Members have also discussed asking the town to take over the fire district and make it a town department.

Chris Clark, president of the board for the Poquonnock Bridge Fire District, said he spoke to the town manger recently and believes turning the district over to the town would increase costs, not reduce them.

Clark said Poquonnock Bridge would have to pay additional human resources and insurance costs, yet would still have to maintain its staff.

“The payroll will still be the same, we’re still going to need fuel… I don’t know where this cost savings is going to be generated,” he said.

Poquonnock Bridge has a minimum staff of five firefighters at any given time, which is not enough to handle a fire without mutual aid, Clark said.

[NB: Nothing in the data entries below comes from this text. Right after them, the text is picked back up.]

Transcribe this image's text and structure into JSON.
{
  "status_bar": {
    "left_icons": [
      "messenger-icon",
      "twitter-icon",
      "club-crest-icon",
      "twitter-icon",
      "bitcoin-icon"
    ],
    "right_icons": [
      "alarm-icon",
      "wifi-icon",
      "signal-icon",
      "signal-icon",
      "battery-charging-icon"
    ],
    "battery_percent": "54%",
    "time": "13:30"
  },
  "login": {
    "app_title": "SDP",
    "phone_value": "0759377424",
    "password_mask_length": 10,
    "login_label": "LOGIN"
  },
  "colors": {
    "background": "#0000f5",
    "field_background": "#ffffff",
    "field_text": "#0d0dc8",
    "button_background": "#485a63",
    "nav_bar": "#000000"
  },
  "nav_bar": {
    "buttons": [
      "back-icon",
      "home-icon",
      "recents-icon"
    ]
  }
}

Under rules of the Occupational Health And Safety Administration, firefighters must enter a burning building two at a time, with two remaining outside, Clark said.

That’s not enough to do everything that needs to be done, he added. “You don’t have enough firefighters to search for victims, fight the fire, ventilate the building,” he said. “You need backup.”

In addition, he said Poqunnock Bridge’s ladder truck has been out of service for nine months, so if it needs this equipment, it must call Groton City.

Clark said despite the argument that Poquonnock Bridge taxpayers support other volunteer districts with career firefighters at greater cost, the reality is that mutual aid calls are 2-1 in the other direction, he said.

The Town Council’s public safety committee recently said it would not consider consolidating the fire district into a town departments without a request from the fire district itself.